When to Blockchain?

— By Anthony Chemaly

Lately, the hype around the crypto scene has grown with cryptocurrencies and blockchain technologies skyrocketing in popularity in the past years. Every day, products over the blockchain pop up, and the supply for web3 developers follows its demand with more developers continuously following the space and learning its techniques. Almost everyone in the space has heard that blockchain would change business and reshape corporations and economies. For there to be a blockchain revolution, several barriers — technical, governance, organizational, and even societal — must be overcome.

The blockchain has already disrupted many industries and will continue to do so over the next years.


Blockchain and banking are only getting started. Banks function as crucial value storehouses and transfer hubs on a broad scale. Blockchains, like digital, secure, and tamper-proof ledgers, might provide the same job, infusing more accuracy and information exchange into the financial services sector. By providing a peer-to-peer payment mechanism with great security and cheap fees, the blockchain challenges the commercial banking system. As there is no central authority, you are not required to pay one entity, eliminating the requirement for a third party to conduct a transaction. Your transactions are recorded in a ledger that can be read and reviewed by anyone, providing you with complete control over them.


Because blockchain is a decentralized system, it is excellent for situations requiring great security. In this case, every information saved on a bitcoin or other blockchain network is validated and encrypted using a cryptographic method, resulting in no central point of entry for a large-scale assault. Due to peer-to-peer connections, where data cannot be edited or tampered with, blockchain allows you to rapidly identify harmful data assaults. Furthermore, by removing a centralized authority, blockchain enables a safe and transparent method of documenting transactions without releasing private information to anybody.

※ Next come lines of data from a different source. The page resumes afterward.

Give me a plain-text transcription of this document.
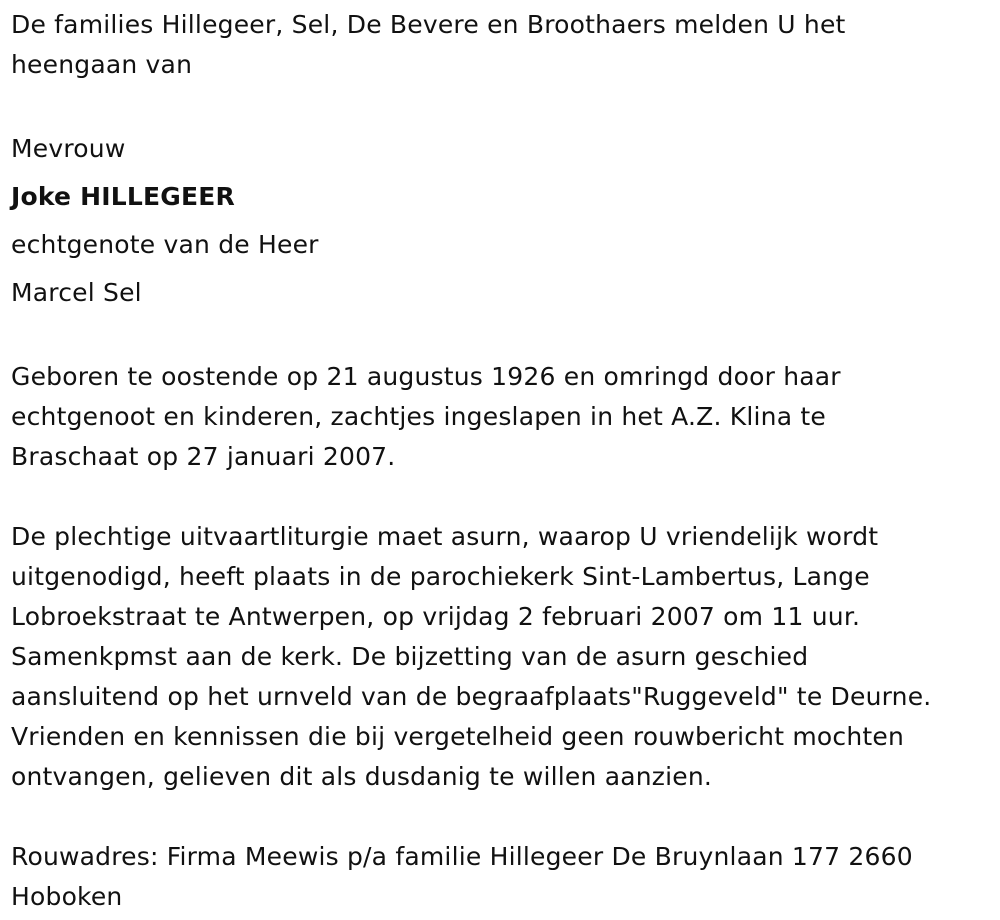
De families Hillegeer, Sel, De Bevere en Broothaers melden U het
heengaan van
Mevrouw
Joke HILLEGEER
echtgenote van de Heer
Marcel Sel
Geboren te oostende op 21 augustus 1926 en omringd door haar
echtgenoot en kinderen, zachtjes ingeslapen in het A.Z. Klina te
Braschaat op 27 januari 2007.
De plechtige uitvaartliturgie maet asurn, waarop U vriendelijk wordt
uitgenodigd, heeft plaats in de parochiekerk Sint-Lambertus, Lange
Lobroekstraat te Antwerpen, op vrijdag 2 februari 2007 om 11 uur.
Samenkpmst aan de kerk. De bijzetting van de asurn geschied
aansluitend op het urnveld van de begraafplaats"Ruggeveld" te Deurne.
Vrienden en kennissen die bij vergetelheid geen rouwbericht mochten
ontvangen, gelieven dit als dusdanig te willen aanzien.
Rouwadres: Firma Meewis p/a familie Hillegeer De Bruynlaan 177 2660
Hoboken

Most voters in a conventional voting procedure stand in line to cast ballots or vote by mail. The votes must then be tallied by a local authority. Online voting is also viable in this case, but when a central authority is utilized, fraud issues occur, as in all of the other fields we’ve mentioned.
Using blockchain technology is thus the best option. People can vote online without exposing their identities. Using blockchain, authorities can count votes with perfect precision, knowing that each ID can only be associated with one vote. Fraud is not conceivable since blockchain technology makes it nearly impossible. Furthermore, once a vote is recorded in a ledger, it cannot be modified or deleted.
Other government services involve digital asset registries that require quick and secure registration of assets such as automobiles, housing, and other assets. Notary services where blockchain records can better verify the authenticity of the seal. Blockchain technology enables faster tax payments, lower tax fraud rates, and faster and easier audits.

Overall, blockchain has the potential to increase government transparency and security.

However, there are places where blockchain cannot be forced right now.
Solution providers should opt-out of blockchain in these cases — for now at least.

If the data recorded is very prone to change:

Because the data on the blockchain cannot be modified, each time you enter new information or update a minor detail in a transaction, you must produce a new record across the whole network of nodes. That entails consuming a lot of pricey storage space for no apparent cause. A standard database –SQL or NoSQL- would suffice for a job like that.

If there is a need for a very high speed and performance:

We should point out that blockchain-powered solutions are usually not a suitable fit for immediate operations or where transaction throughput and speed are critical. The problem will be exacerbated if there are many users on the blockchain. Because the majority of nodes must validate a transaction, the more participants there are, the longer it takes.

As you can see, blockchain technology is primed to revolutionize the way we do business.
It is becoming more popular, and many market leaders and creative firms are attempting to capitalize on its game-changing potential.
As more companies embrace blockchain holistically, the research, analytical, consultancy, and forecasting industries may be impacted. Forecasting operations will have a better basis for applying machine learning algorithms to nurture focused forecasts and insights with an unshakably accurate transaction record backing their data analysis.
Blockchain technology provides real advantages including disintermediation, record immutability, and fault tolerance, giving enterprises an unparalleled competitive edge.

In summary, blockchain is critical for increasing reliability and efficiency. However, blockchain has to mature further before it can be used in nearly any situation.